On the very first nice day of spring, I awoke before my alarm to see brilliant light coming through the cracks between the window sill and the black-out blind. It was 6:30am, and the sun had beaten me out of bed by a good half-hour. My daughter, however, had not followed suit, and I'm afraid the push for the bus took a bit of a fight, despite the sunshine. No hair-do, no dawdling, just please eat and go. This morning, at least, I could grant her request for runners, so there was one battle less than there might have been. Old snow still hunkered down in the shadows, but it was finally dry enough elsewhere to forgo the boots that had long outworn their welcome.

Bus caught, I got my own breakfast and checked my phone. My weather app promised temperatures in the teens, but, as it had been lying to me for weeks, I didn't put much stock in the afternoon forecast. It wasn't 'til three hours later, upon leaving the house with my son, that I discovered my jacket was unnecessary. Then, I began to believe. And there, along the crack where the south-facing pad met the foundation was quack-grass, all new and green and a good three inches high. That was not there last I checked; could winter finally be leaving?
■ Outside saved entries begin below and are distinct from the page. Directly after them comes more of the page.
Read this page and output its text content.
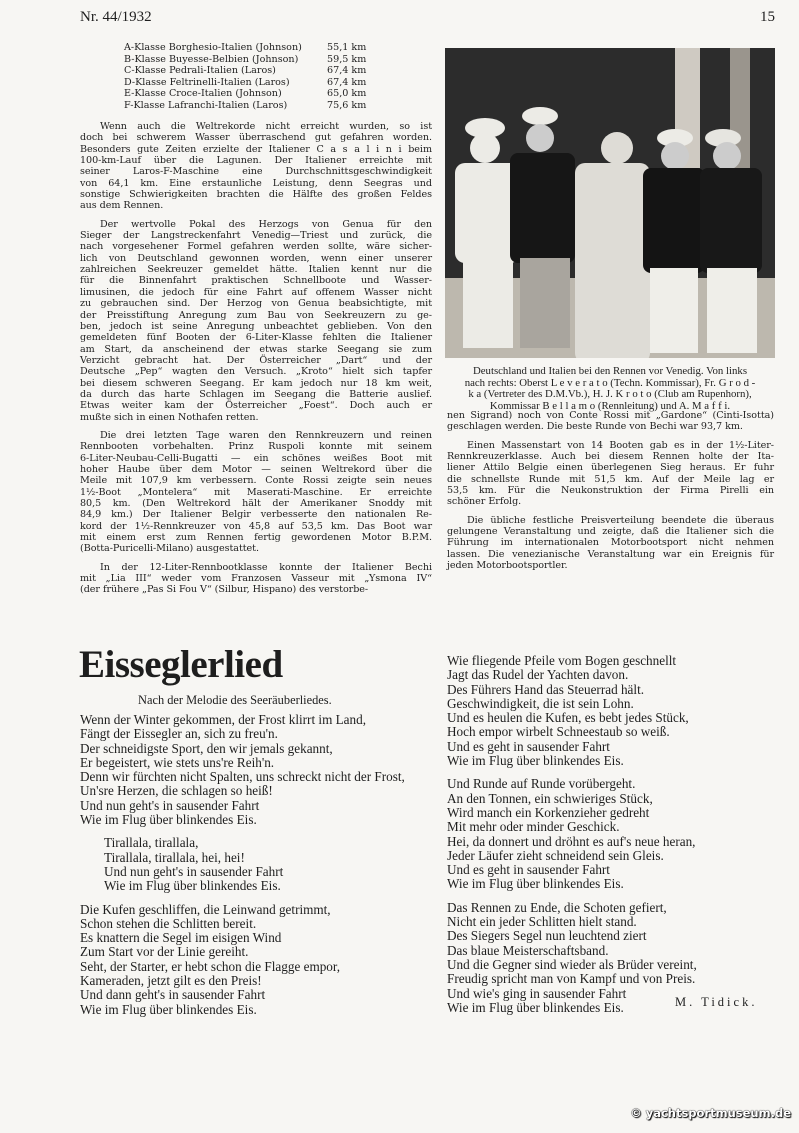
Nr. 44/1932	15
A-Klasse Borghesio-Italien (Johnson)	55,1 km
B-Klasse Buyesse-Belbien (Johnson)	59,5 km
C-Klasse Pedrali-Italien (Laros)	67,4 km
D-Klasse Feltrinelli-Italien (Laros)	67,4 km
E-Klasse Croce-Italien (Johnson)	65,0 km
F-Klasse Lafranchi-Italien (Laros)	75,6 km
Wenn auch die Weltrekorde nicht erreicht wurden, so ist
doch bei schwerem Wasser überraschend gut gefahren worden.
Besonders gute Zeiten erzielte der Italiener C a s a l i n i beim
100-km-Lauf über die Lagunen. Der Italiener erreichte mit
seiner Laros-F-Maschine eine Durchschnittsgeschwindigkeit
von 64,1 km. Eine erstaunliche Leistung, denn Seegras und
sonstige Schwierigkeiten brachten die Hälfte des großen Feldes
aus dem Rennen.
Der wertvolle Pokal des Herzogs von Genua für den
Sieger der Langstreckenfahrt Venedig—Triest und zurück, die
nach vorgesehener Formel gefahren werden sollte, wäre sicher-
lich von Deutschland gewonnen worden, wenn einer unserer
zahlreichen Seekreuzer gemeldet hätte. Italien kennt nur die
für die Binnenfahrt praktischen Schnellboote und Wasser-
limusinen, die jedoch für eine Fahrt auf offenem Wasser nicht
zu gebrauchen sind. Der Herzog von Genua beabsichtigte, mit
der Preisstiftung Anregung zum Bau von Seekreuzern zu ge-
ben, jedoch ist seine Anregung unbeachtet geblieben. Von den
gemeldeten fünf Booten der 6-Liter-Klasse fehlten die Italiener
am Start, da anscheinend der etwas starke Seegang sie zum
Verzicht gebracht hat. Der Österreicher „Dart“ und der
Deutsche „Pep“ wagten den Versuch. „Kroto“ hielt sich tapfer
bei diesem schweren Seegang. Er kam jedoch nur 18 km weit,
da durch das harte Schlagen im Seegang die Batterie auslief.
Etwas weiter kam der Österreicher „Foest“. Doch auch er
mußte sich in einen Nothafen retten.
Die drei letzten Tage waren den Rennkreuzern und reinen
Rennbooten vorbehalten. Prinz Ruspoli konnte mit seinem
6-Liter-Neubau-Celli-Bugatti — ein schönes weißes Boot mit
hoher Haube über dem Motor — seinen Weltrekord über die
Meile mit 107,9 km verbessern. Conte Rossi zeigte sein neues
1½-Boot „Montelera“ mit Maserati-Maschine. Er erreichte
80,5 km. (Den Weltrekord hält der Amerikaner Snoddy mit
84,9 km.) Der Italiener Belgir verbesserte den nationalen Re-
kord der 1½-Rennkreuzer von 45,8 auf 53,5 km. Das Boot war
mit einem erst zum Rennen fertig gewordenen Motor B.P.M.
(Botta-Puricelli-Milano) ausgestattet.
In der 12-Liter-Rennbootklasse konnte der Italiener Bechi
mit „Lia III“ weder vom Franzosen Vasseur mit „Ysmona IV“
(der frühere „Pas Si Fou V“ (Silbur, Hispano) des verstorbe-
Deutschland und Italien bei den Rennen vor Venedig. Von links
nach rechts: Oberst L e v e r a t o (Techn. Kommissar), Fr. G r o d -
k a (Vertreter des D.M.Vb.), H. J. K r o t o (Club am Rupenhorn),
Kommissar B e l l a m o (Rennleitung) und A. M a f f i.
nen Sigrand) noch von Conte Rossi mit „Gardone“ (Cinti-Isotta)
geschlagen werden. Die beste Runde von Bechi war 93,7 km.
Einen Massenstart von 14 Booten gab es in der 1½-Liter-
Rennkreuzerklasse. Auch bei diesem Rennen holte der Ita-
liener Attilo Belgie einen überlegenen Sieg heraus. Er fuhr
die schnellste Runde mit 51,5 km. Auf der Meile lag er
53,5 km. Für die Neukonstruktion der Firma Pirelli ein
schöner Erfolg.
Die übliche festliche Preisverteilung beendete die überaus
gelungene Veranstaltung und zeigte, daß die Italiener sich die
Führung im internationalen Motorbootsport nicht nehmen
lassen. Die venezianische Veranstaltung war ein Ereignis für
jeden Motorbootsportler.
Eisseglerlied
Nach der Melodie des Seeräuberliedes.
Wenn der Winter gekommen, der Frost klirrt im Land,
Fängt der Eissegler an, sich zu freu'n.
Der schneidigste Sport, den wir jemals gekannt,
Er begeistert, wie stets uns're Reih'n.
Denn wir fürchten nicht Spalten, uns schreckt nicht der Frost,
Un'sre Herzen, die schlagen so heiß!
Und nun geht's in sausender Fahrt
Wie im Flug über blinkendes Eis.
Tirallala, tirallala,
Tirallala, tirallala, hei, hei!
Und nun geht's in sausender Fahrt
Wie im Flug über blinkendes Eis.
Die Kufen geschliffen, die Leinwand getrimmt,
Schon stehen die Schlitten bereit.
Es knattern die Segel im eisigen Wind
Zum Start vor der Linie gereiht.
Seht, der Starter, er hebt schon die Flagge empor,
Kameraden, jetzt gilt es den Preis!
Und dann geht's in sausender Fahrt
Wie im Flug über blinkendes Eis.
Wie fliegende Pfeile vom Bogen geschnellt
Jagt das Rudel der Yachten davon.
Des Führers Hand das Steuerrad hält.
Geschwindigkeit, die ist sein Lohn.
Und es heulen die Kufen, es bebt jedes Stück,
Hoch empor wirbelt Schneestaub so weiß.
Und es geht in sausender Fahrt
Wie im Flug über blinkendes Eis.
Und Runde auf Runde vorübergeht.
An den Tonnen, ein schwieriges Stück,
Wird manch ein Korkenzieher gedreht
Mit mehr oder minder Geschick.
Hei, da donnert und dröhnt es auf's neue heran,
Jeder Läufer zieht schneidend sein Gleis.
Und es geht in sausender Fahrt
Wie im Flug über blinkendes Eis.
Das Rennen zu Ende, die Schoten gefiert,
Nicht ein jeder Schlitten hielt stand.
Des Siegers Segel nun leuchtend ziert
Das blaue Meisterschaftsband.
Und die Gegner sind wieder als Brüder vereint,
Freudig spricht man von Kampf und von Preis.
Und wie's ging in sausender Fahrt
Wie im Flug über blinkendes Eis.	M. Tidick.
© yachtsportmuseum.de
Our errands passed quickly, sun-roof cracked while driving, exchanging knowing grins with strangers in the parking lot. Why yes, our eyes seemed to say, I'm also in only a sweater, and not all under-dressed. The budding garden centre construction no longer seemed pointless, but practical. The ground still may be brown and barren, but Edmontonians will plant flowers again. Our winter tires kissed the pavement in an unseemly fashion - usually, they'd be off by early April, but this year, the combination of bustling life and endless snow had my husband putting off the chore.  
 
Come the noon hour, my kindergartener bounded of the bus, still floating on the thrill of an extra-long recess - in t-shirts, no less! Amidst lunch prep, I checked the weather again: it was twenty degrees Celsius, twenty above. From famine to feast on the tail of a southerly wind. Once bellies were filled, I sent both kidlets outside; they took my suggestion of skipping coats with glee.  I watched them run while washing up dishes, poking with sticks. They laid down on their backs to watch the willow, finally bare, through their sunglasses, heedless of the dust left from months of baling out the low spot on the garage that lay directly beneath them.
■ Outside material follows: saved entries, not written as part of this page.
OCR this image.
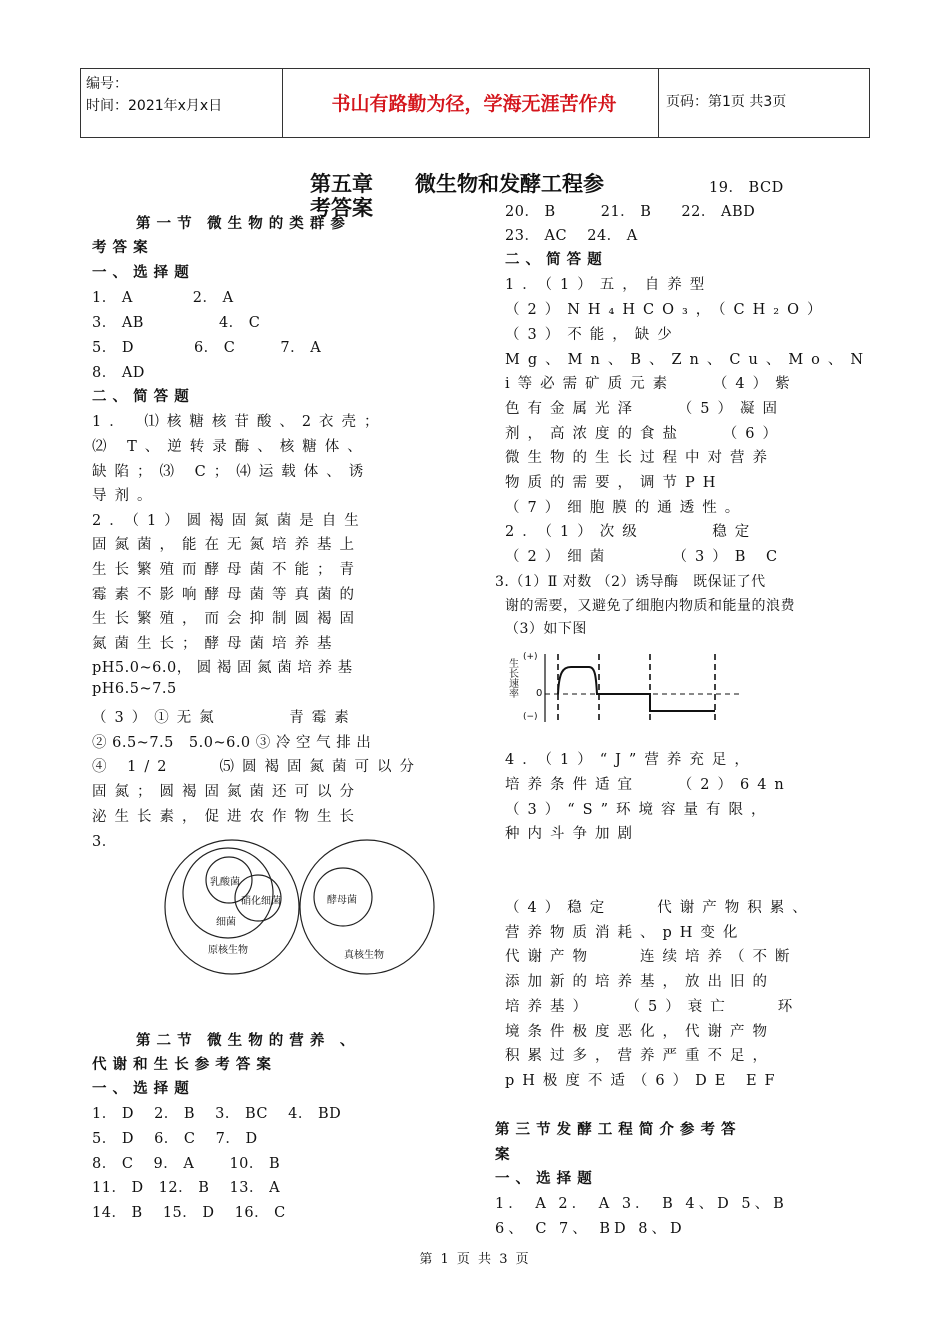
编号：
时间：2021年x月x日	书山有路勤为径，学海无涯苦作舟	页码：第1页 共3页
第五章　　微生物和发酵工程参
考答案
第 一 节　微 生 物 的 类 群 参
考 答 案
一 、 选 择 题
1． A　　　　2． A
3． AB　　　　　4． C
5． D　　　　6． C　　　7． A
8． AD
二 、 简 答 题
1． ⑴核糖核苷酸、2衣壳；
⑵ T、逆转录酶、核糖体、
缺陷；⑶ C；⑷运载体、诱
导剂。
2．（1）圆褐固氮菌是自生
固氮菌，能在无氮培养基上
生长繁殖而酵母菌不能；青
霉素不影响酵母菌等真菌的
生长繁殖，而会抑制圆褐固
氮菌生长；酵母菌培养基
pH5.0~6.0， 圆 褐 固 氮 菌 培 养 基
pH6.5~7.5
（3）①无氮　　　青霉素
② 6.5~7.5　5.0~6.0 ③ 冷 空 气 排 出
④ 1/2　　⑸圆褐固氮菌可以分
固氮；圆褐固氮菌还可以分
泌生长素，促进农作物生长
3．
乳酸菌
硝化细菌
细菌
原核生物
酵母菌
真核生物
第 二 节　微 生 物 的 营 养　、
代 谢 和 生 长 参 考 答 案
一 、 选 择 题
1． D　 2． B　 3． BC　 4． BD
5． D　 6． C　 7． D
8． C　 9． A　　 10． B
11． D　12． B　 13． A
14． B　 15． D　 16． C
19． BCD
20． B　　　21． B　　22． ABD
23． AC　 24． A
二 、 简 答 题
1．（1）五，自养型
（2）NH₄HCO₃，（CH₂O）
（3）不能，缺少
Mg、Mn、B、Zn、Cu、Mo、N
i等必需矿质元素　　（4）紫
色有金属光泽　　（5）凝固
剂，高浓度的食盐　　（6）
微生物的生长过程中对营养
物质的需要，调节PH
（7）细胞膜的通透性。
2．（1）次级　　　稳定
（2）细菌　　　（3）B C
3.（1）Ⅱ 对数 （2）诱导酶　既保证了代
谢的需要，又避免了细胞内物质和能量的浪费
（3）如下图
(+)
生长速率 0
(−)
4．（1）“J”营养充足，
培养条件适宜　　（2）64n
（3）“S”环境容量有限，
种内斗争加剧
（4）稳定　　代谢产物积累、
营养物质消耗、pH变化
代谢产物　　连续培养（不断
添加新的培养基，放出旧的
培养基）　　（5）衰亡　　环
境条件极度恶化，代谢产物
积累过多，营养严重不足，
pH极度不适（6）DE EF
第 三 节 发 酵 工 程 简 介 参 考 答
案
一 、 选 择 题
1． A 2． A 3． B 4、D 5、B
6、 C 7、 BD 8、D
第 1 页 共 3 页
I thought to myself, I want to go raking. I want to go rake in the backyard. I want to pull back the layers of sticks and leaves and dirt, and find the green. The kids caught on quick to my new little "game", and soon there were three collectors of sticks, bending and giggling and commenting on the variety. "Let's talk about them in French," said my Fancy Nancy enthusiast, so we did. Though neither of us could remember the word for 'stick', we still had a ball. We dusted off garden tools - plastic for them, metal for me - and raked for all we were worth. And there was green; tentative, short, and sparse in places, but evidence of life all the same.
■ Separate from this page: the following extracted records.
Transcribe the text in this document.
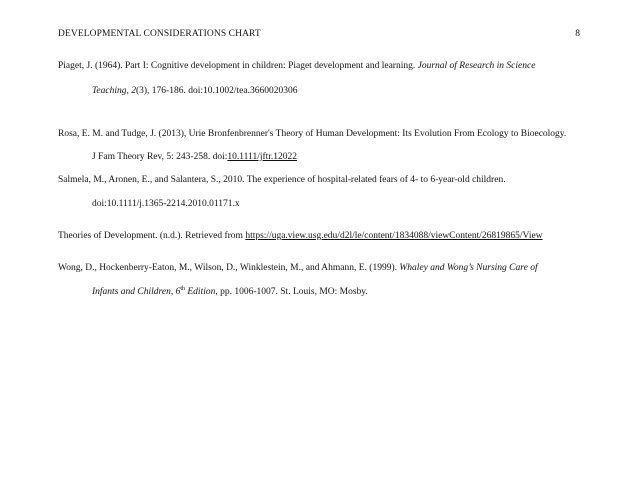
DEVELOPMENTAL CONSIDERATIONS CHART	8

Piaget, J. (1964). Part I: Cognitive development in children: Piaget development and learning. Journal of Research in Science
Teaching, 2(3), 176-186. doi:10.1002/tea.3660020306

Rosa, E. M. and Tudge, J. (2013), Urie Bronfenbrenner's Theory of Human Development: Its Evolution From Ecology to Bioecology.
J Fam Theory Rev, 5: 243-258. doi:10.1111/jftr.12022

Salmela, M., Aronen, E., and Salantera, S., 2010. The experience of hospital-related fears of 4- to 6-year-old children.
doi:10.1111/j.1365-2214.2010.01171.x

Theories of Development. (n.d.). Retrieved from https://uga.view.usg.edu/d2l/le/content/1834088/viewContent/26819865/View

Wong, D., Hockenberry-Eaton, M., Wilson, D., Winklestein, M., and Ahmann, E. (1999). Whaley and Wong’s Nursing Care of
Infants and Children, 6th Edition, pp. 1006-1007. St. Louis, MO: Mosby.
Two glorious hours later, spent from our impulse yard work, we enjoyed an impulse snack - an outdoor one for the first time in months. Seated in long-neglected camp chairs my daughter wrestled from the shed, we surveyed our handiwork: the weather was closer to summer, winter's snow still lingered by the fence, but between the lack of brown leaves and evidence of grass greening, it was the very first nice day of spring.